My ISP's rules concerning business use aren't stated anywhere I can find them, but to sign up for residential service they require customers to provide a work number. Whether this requirement has anything to do with residential versus business service, I have no idea.
I'm also curious about the use of residential telephone lines by people who work at home. The local telephone company -- which is also the sole DSL provider in the country -- prohibits the use of residential phone lines for business purposes. While I can understand charging business prices to customers in business locations, I don't see how the way I use my phone line should have anything to do with pricing.
Any thoughts and/or gripes on the matter?
Tom Gilleland
01-27-2006, 06:16 PM
I use residential DSL and residential phone for my home office. The way I figure it is that I use it for at least half personal, half work. And I don't really care about having that phone number listed in the business directory. In fact, it is better if it isn't since I don't need sales calls all the time. That way I have more time to focus on productive things like this forum. :rolleyes: Also, DSL speed seems to be related to how close you are to a substation, which for my house seems to be pretty good.
The price of a product should not be different if it the same thing and just sold to different customers. (Business vs Residential)
Tom
revve
01-27-2006, 11:33 PM
Sometimes you get better service with a business class dsl (better contention ratios, etc) but most of the time, the telcos just use it as an excuse to charge businesses more - at least, this is how it works in SA (mix of both, depending on which "broadband/slowband" service you go for)
panda
01-28-2006, 05:08 AM
My ISP's rules concerning business use aren't stated anywhere I can find them, but to sign up for residential service they require customers to provide a work number. Whether this requirement has anything to do with residential versus business service, I have no idea.

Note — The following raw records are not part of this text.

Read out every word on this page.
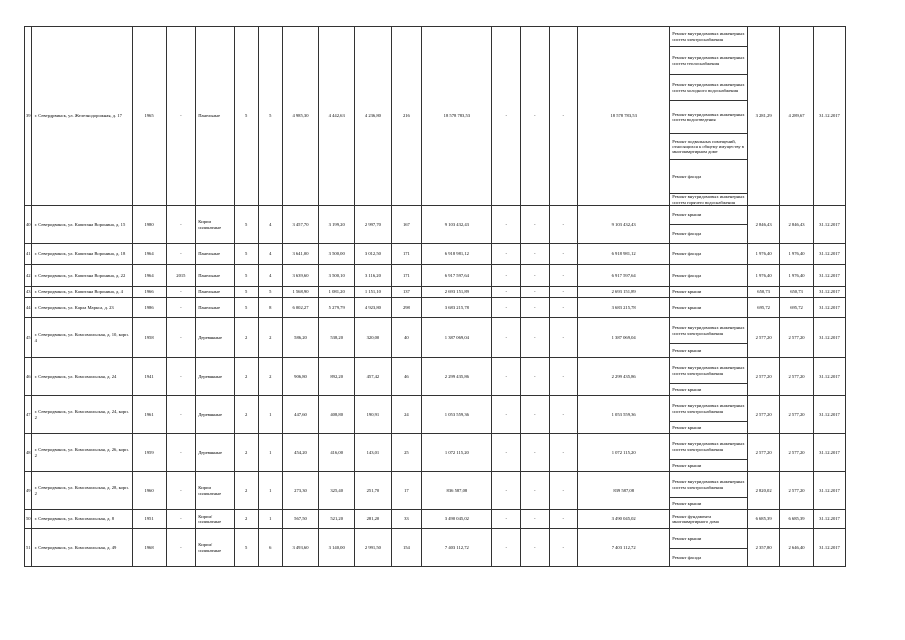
39	г. Севердрвинск, ул. Железнодорожная, д. 17	1965	-	Панельные	5	5	4 985,30	4 442,63	4 236,80	216	18 578 783,53	-	-	-	18 578 783,53	Ремонт внутридомовых инженерных систем электроснабжения	3 281,29	4 289,67	31.12.2017
																Ремонт внутридомовых инженерных систем теплоснабжения			
																Ремонт внутридомовых инженерных систем холодного водоснабжения			
																Ремонт внутридомовых инженерных систем водоотведения			
																Ремонт подвальных помещений, относящихся к общему имуществу в многоквартирном доме			
																Ремонт фасада			
																Ремонт внутридомовых инженерных систем горячего водоснабжения			
40	г. Северодвинск, ул. Капитана Воронина, д. 15	1980	-	Кирпи силикатные	5	4	3 457,70	3 199,20	2 997,70	167	9 103 432,43	-	-	-	9 103 432,43	Ремонт крыши	2 846,43	2 846,43	31.12.2017
																Ремонт фасада			
41	г. Северодвинск, ул. Капитана Воронина, д. 18	1964	-	Панельные	5	4	3 641,00	3 500,00	3 012,50	171	6 918 981,12	-	-	-	6 918 981,12	Ремонт фасада	1 976,40	1 976,40	31.12.2017
42	г. Северодвинск, ул. Капитана Воронина, д. 22	1964	2015	Панельные	5	4	3 639,60	3 500,10	3 116,20	171	6 917 597,64	-	-	-	6 917 597,64	Ремонт фасада	1 976,40	1 976,40	31.12.2017
43	г. Северодвинск, ул. Капитана Воронина, д. 4	1966	-	Панельные	5	5	1 568,90	1 081,20	1 151,10	137	2 693 151,89	-	-	-	2 693 151,89	Ремонт крыши	650,73	650,73	31.12.2017
44	г. Северодвинск, ул. Карла Маркса, д. 23	1986	-	Панельные	5	8	6 002,27	5 279,79	4 923,80	298	3 683 215,78	-	-	-	3 683 215,78	Ремонт крыши	695,72	695,72	31.12.2017
45	г. Северодвинск, ул. Комсомольская, д. 10, корп. 4	1958	-	Деревянные	2	2	586,20	538,20	320,00	40	1 387 069,04	-	-	-	1 387 069,04	Ремонт внутридомовых инженерных систем электроснабжения	2 577,20	2 577,20	31.12.2017
																Ремонт крыши			
46	г. Северодвинск, ул. Комсомольская, д. 24	1941	-	Деревянные	2	2	906,80	892,20	457,42	46	2 299 435,86	-	-	-	2 299 435,86	Ремонт внутридомовых инженерных систем электроснабжения	2 577,20	2 577,20	31.12.2017
																Ремонт крыши			
47	г. Северодвинск, ул. Комсомольская, д. 24, корп. 2	1961	-	Деревянные	2	1	447,60	408,80	190,91	24	1 053 559,36	-	-	-	1 053 559,36	Ремонт внутридомовых инженерных систем электроснабжения	2 577,20	2 577,20	31.12.2017
																Ремонт крыши			
48	г. Северодвинск, ул. Комсомольская, д. 26, корп. 2	1959	-	Деревянные	2	1	454,20	416,00	143,01	25	1 072 115,20	-	-	-	1 072 115,20	Ремонт внутридомовых инженерных систем электроснабжения	2 577,20	2 577,20	31.12.2017
																Ремонт крыши			
49	г. Северодвинск, ул. Комсомольская, д. 28, корп. 2	1960	-	Кирпи силикатные	2	1	273,30	325,40	251,70	17	836 587,08	-	-	-	839 587,08	Ремонт внутридомовых инженерных систем электроснабжения	2 820,02	2 577,20	31.12.2017
																Ремонт крыши			
50	г. Северодвинск, ул. Комсомольская, д. 8	1951	-	Кирпи/ силикатные	2	1	567,50	521,20	281,20	33	3 490 045,02	-	-	-	3 490 045,02	Ремонт фундамента многоквартирного дома	6 685,39	6 685,39	31.12.2017
51	г. Северодвинск, ул. Комсомольская, д. 49	1968	-	Кирпи/ силикатные	5	6	3 493,60	3 140,00	2 991,50	154	7 403 112,72	-	-	-	7 403 112,72	Ремонт крыши	2 357,80	2 646,40	31.12.2017
																Ремонт фасада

Just give them your mobile number,just tell them the people who you work for don't like personal calls.
Olivier
01-28-2006, 05:18 AM
I'm using Residential DSL but might swith to Business to claim some VAT back. Must compare several offers first.
Kestral
01-28-2006, 09:00 AM
If you plan on running one or more servers through your DSL conn, note that your ISP may block the SMTP port (25) for their residential DSL service as an anti-spamming measure. In my case (BellSouth) they give you an SMTP server address to use for outbound mail, but the port block still interrupts inbound e-mail.
Frozen In Ice
01-28-2006, 09:55 AM
My ISP offers both residential and business class cable access. Residential prevents customers from running servers at home (it's also in the TOS). The business class however allows servers to be on the network and a static IP is assigned to you. I was going to run the server here, but learned a valuable lesson that changed my mind. My ISP offers 3 business class packages with download speeds up 6MB/s, however the upload speed is limited to a maximum of 768kb/s. After much investigating on other forums related to operating servers, I was informed that the customer would be using the upload speed. Any more than 3 or 4 people downloading a file from the server and the customers would notice a severe drop in download speed of the file(s). Check the upload speed of the business package. I think you'll find it's quite low and you might want to take other avenues, such as a good hosting company (like Dewahost).
Best of luck :)
Glenn
maular
01-29-2006, 04:21 PM
We run residential ADSL here at our full time studio, rather than a business deal. For our provider the only difference is the Service Level Agreement (ie, you basically don't get one on residential), and additional plans for business (ie SDSL).
The provider is extremely reliable anyway, and as we run our actual servers from a data centre we don't need massive upload speeds from the office.